Recently I integrated the ELK pipeline including Kafka, Logstash, Elastic Search and Kibana. I had a working instance of Kafka cluster, Elastic search(7.6) both in AWS and this blog just describes the steps involved with installing and configuring Logstash. Note that MSK is SSL enabled and commuicates only on TCP 9094
details of the Instances
Elastic Search (7.6)
vpc-xx-yyyy-8m6ru9hefy5uwq2xtlbhpspr8q.us-east-1.es.amazonaws.com
Zookeeper z-1.xx-yyyy.78tshs.e4.kafka.us-east-1.amazonaws.com:2181,z-2.xx-yyyy.78tshs.e4.kafka.us-east-1.amazonaws.com:2181,z-3.xx-yyyy.78tshs.e4.kafka.us-east-1.amazonaws.com:2181
Brokers
b-1.xx-yyyy.78tshs.e4.kafka.us-east-1.amazonaws.com:9094,b-2.xx-yyyy.78tshs.e4.kafka.us-east-1.amazonaws.com:9094
EC2 instance
10.10.10.07
Kibana
https://vpc-xx-yyyy-8m6ru9hefy5uwq2xtlbhpspr8q.us-east-1.es.amazonaws.com/_plugin/kibana/
Steps involved in the integration:
Create a topic in MSK from your EC2 instance
from your ../kafka_2.12-2.4.1/bin directory
run the command
./kafka-topics.sh --create --zookeeper z-1.xx-yyyy.78tshs.e4.kafka.us-east-1.amazonaws.com:2181,z-2.xx-yyyy.78tshs.e4.kafka.us-east-1.amazonaws.com:2181,z-3.xx-yyyy.78tshs.e4.kafka.us-east-1.amazonaws.com:2181 --replication-factor 2 --partitions 1 --topic WORLDNEWS
the command creates a topic "WORLDNEWS" in MSK
For you to connect to MSK from EC2, you would need to do the following
Your JVM truststore in EC2 need to talk to the MSK cluster. To do this, first create a folder named /tmp on the EC2 machine. Then, run the following command, replacing JDKFolder with the name of your JDK folder. For example, the name of the JDK folder on your instance might be java-1.8.0-openjdk-1.8.0.201.b09-0.amzn2.x86_64. for more information look up (https://docs.aws.amazon.com/msk/latest/developerguide/produce-consume.html)
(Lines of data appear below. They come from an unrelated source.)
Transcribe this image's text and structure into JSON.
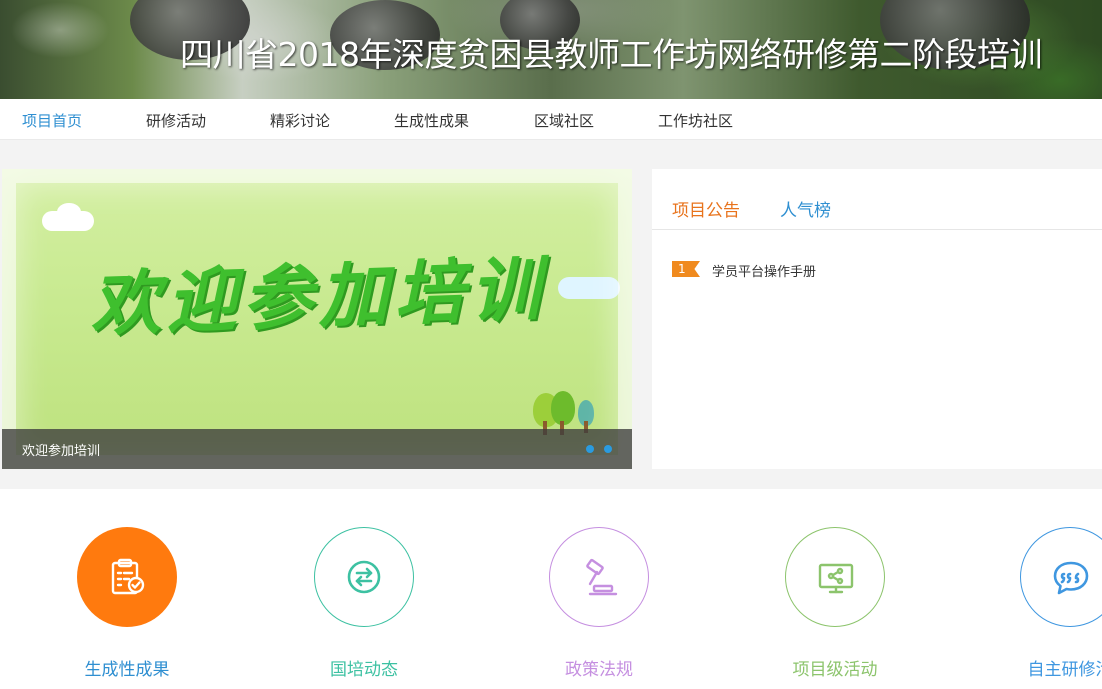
{
  "header": {
    "title": "四川省2018年深度贫困县教师工作坊网络研修第二阶段培训"
  },
  "nav": {
    "items": [
      {
        "label": "项目首页",
        "active": true
      },
      {
        "label": "研修活动",
        "active": false
      },
      {
        "label": "精彩讨论",
        "active": false
      },
      {
        "label": "生成性成果",
        "active": false
      },
      {
        "label": "区域社区",
        "active": false
      },
      {
        "label": "工作坊社区",
        "active": false
      }
    ]
  },
  "slider": {
    "slide_text": "欢迎参加培训",
    "caption": "欢迎参加培训",
    "dots": 2
  },
  "notice_panel": {
    "tabs": [
      {
        "label": "项目公告",
        "active": true
      },
      {
        "label": "人气榜",
        "active": false
      }
    ],
    "items": [
      {
        "rank": "1",
        "title": "学员平台操作手册"
      }
    ]
  },
  "features": [
    {
      "label": "生成性成果",
      "icon": "clipboard-check-icon",
      "color": "#ff7a0e",
      "filled": true
    },
    {
      "label": "国培动态",
      "icon": "refresh-arrows-icon",
      "color": "#3dc1a2",
      "filled": false
    },
    {
      "label": "政策法规",
      "icon": "gavel-icon",
      "color": "#c58fe0",
      "filled": false
    },
    {
      "label": "项目级活动",
      "icon": "monitor-share-icon",
      "color": "#8cc46c",
      "filled": false
    },
    {
      "label": "自主研修活",
      "icon": "chat-bubble-icon",
      "color": "#3f97e0",
      "filled": false
    }
  ],
  "colors": {
    "nav_active": "#2f8fd1",
    "tab_active": "#e8731c",
    "badge": "#f08a1e"
  }
}
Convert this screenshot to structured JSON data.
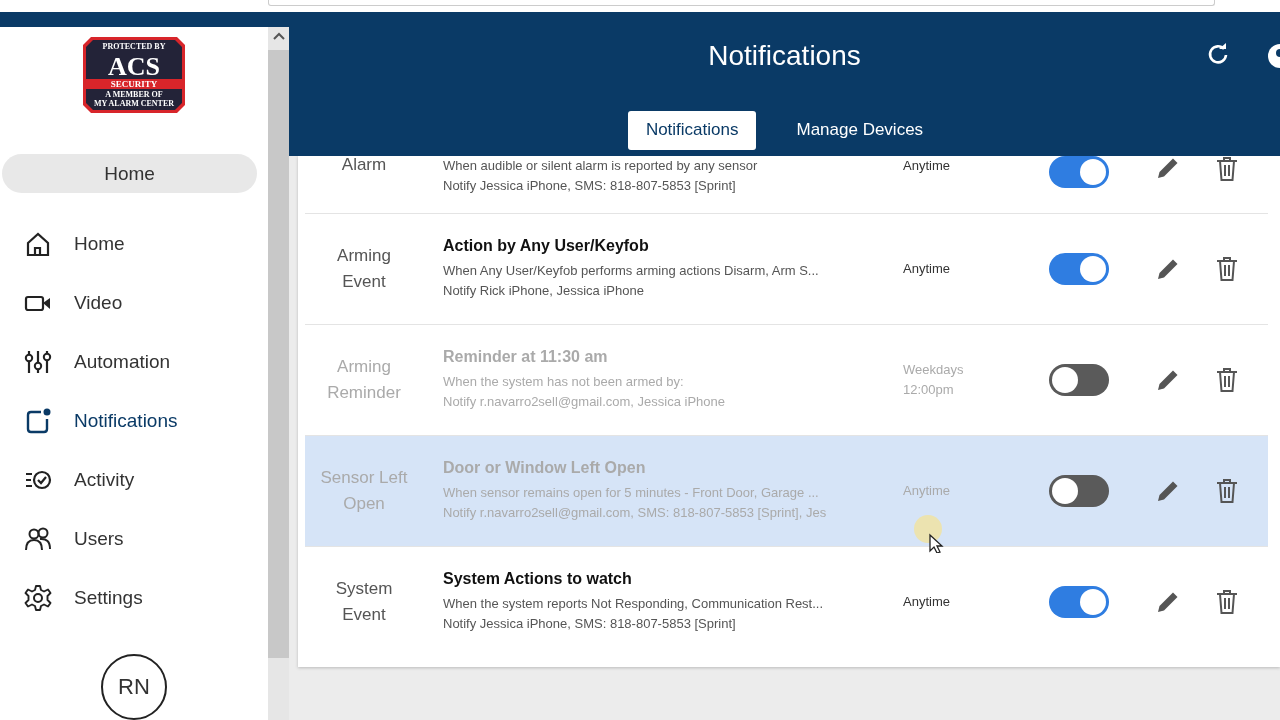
{
  "logo": {
    "top": "PROTECTED BY",
    "name": "ACS",
    "sub": "SECURITY",
    "member_1": "A MEMBER OF",
    "member_2": "MY ALARM CENTER"
  },
  "sidebar": {
    "home_button": "Home",
    "items": [
      {
        "label": "Home",
        "kind": "home",
        "selected": false
      },
      {
        "label": "Video",
        "kind": "video",
        "selected": false
      },
      {
        "label": "Automation",
        "kind": "automation",
        "selected": false
      },
      {
        "label": "Notifications",
        "kind": "notifications",
        "selected": true
      },
      {
        "label": "Activity",
        "kind": "activity",
        "selected": false
      },
      {
        "label": "Users",
        "kind": "users",
        "selected": false
      },
      {
        "label": "Settings",
        "kind": "settings",
        "selected": false
      }
    ],
    "avatar": "RN"
  },
  "header": {
    "title": "Notifications",
    "tabs": [
      {
        "label": "Notifications",
        "selected": true
      },
      {
        "label": "Manage Devices",
        "selected": false
      }
    ]
  },
  "rules": [
    {
      "category": "Alarm",
      "description": "When audible or silent alarm is reported by any sensor",
      "notify": "Notify Jessica iPhone, SMS: 818-807-5853 [Sprint]",
      "schedule": "Anytime",
      "on": true,
      "selected": false
    },
    {
      "category": "Arming Event",
      "title": "Action by Any User/Keyfob",
      "description": "When Any User/Keyfob performs arming actions Disarm, Arm S...",
      "notify": "Notify Rick iPhone, Jessica iPhone",
      "schedule": "Anytime",
      "on": true,
      "selected": false
    },
    {
      "category": "Arming Reminder",
      "title": "Reminder at 11:30 am",
      "description": "When the system has not been armed by:",
      "notify": "Notify r.navarro2sell@gmail.com, Jessica iPhone",
      "schedule": "Weekdays 12:00pm",
      "on": false,
      "selected": false
    },
    {
      "category": "Sensor Left Open",
      "title": "Door or Window Left Open",
      "description": "When sensor remains open for 5 minutes - Front Door, Garage ...",
      "notify": "Notify r.navarro2sell@gmail.com, SMS: 818-807-5853 [Sprint], Jes",
      "schedule": "Anytime",
      "on": false,
      "selected": true
    },
    {
      "category": "System Event",
      "title": "System Actions to watch",
      "description": "When the system reports Not Responding, Communication Rest...",
      "notify": "Notify Jessica iPhone, SMS: 818-807-5853 [Sprint]",
      "schedule": "Anytime",
      "on": true,
      "selected": false
    }
  ]
}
cp /usr/lib/jvm//jre/lib/security/cacerts /tmp/kafka.client.truststore.jks
Install logstash in the EC2 box
follow the steps outlined in https://www.elastic.co/guide/en/logstash/current/installing-logstash.html to install logstash
install logstash output plugin amazon_es in EC2 instance
run the following command from your /bin directory
./logstash-plugin install logstash-output-amazon_es
Configure Logstash
create a .conf file for pulling events from Kafka MSK and to send it to Elastic Search
The input plugin would connect to Kafka MSK
The output plugin would connect to Elastic Search
Create a config file elk.conf in the EC2 box under /etc/logstash
the contents of the file should be
input {
kafka {
group_id => "test-consumer-group"
topics => ["WORLDNEWS”]
bootstrap_servers => "b-1.xx-yyyy.78tshs.e4.kafka.us-east-1.amazonaws.com:9094, b-2.xx-yyyy.78tshs.e4.kafka.us-east-1.amazonaws.com:9094"
codec => "json"
security_protocol => "SSL"
ssl_truststore_location => "/tmp/kafka.client.truststore.jks"
}
}
output {
amazon_es {
hosts => ["vpc-xx-yyyy-8m6ru9hefy5uwq2xtlbhpspr8q.us-east-1.es.amazonaws.com"]
region => "us-east-1"
index => "production-logs-%{+YYYY.MM.dd}"
aws_access_key_id => ‘’
aws_secret_access_key => ' '
}
}
note:
you might need the access key and secret key of a static IAM access role in Amazon elastic search. This will allow logstash to write to ES. Otherwise without proper permissions you will get a 403 error.
Send data to MSK from EC2 (Producer)
From the ec2 instance, from your /opt/kafka_2.12-2.4.1/bin directory, run the following command
./kafka-console-producer.sh --broker-list b-2.xx-yyyy.78tshs.e4.kafka.us-east-1.amazonaws.com:9094 --producer.config client.properties --topic WORLDNEWS
Using this command you can send messages by typing into the command line.
start logstash from command line
from bin directory, run
./logstash -f /etc/logstash/elk.conf
Log into your Kibana URL
create an index Production
and you will see messages coming into Kibana via the ES.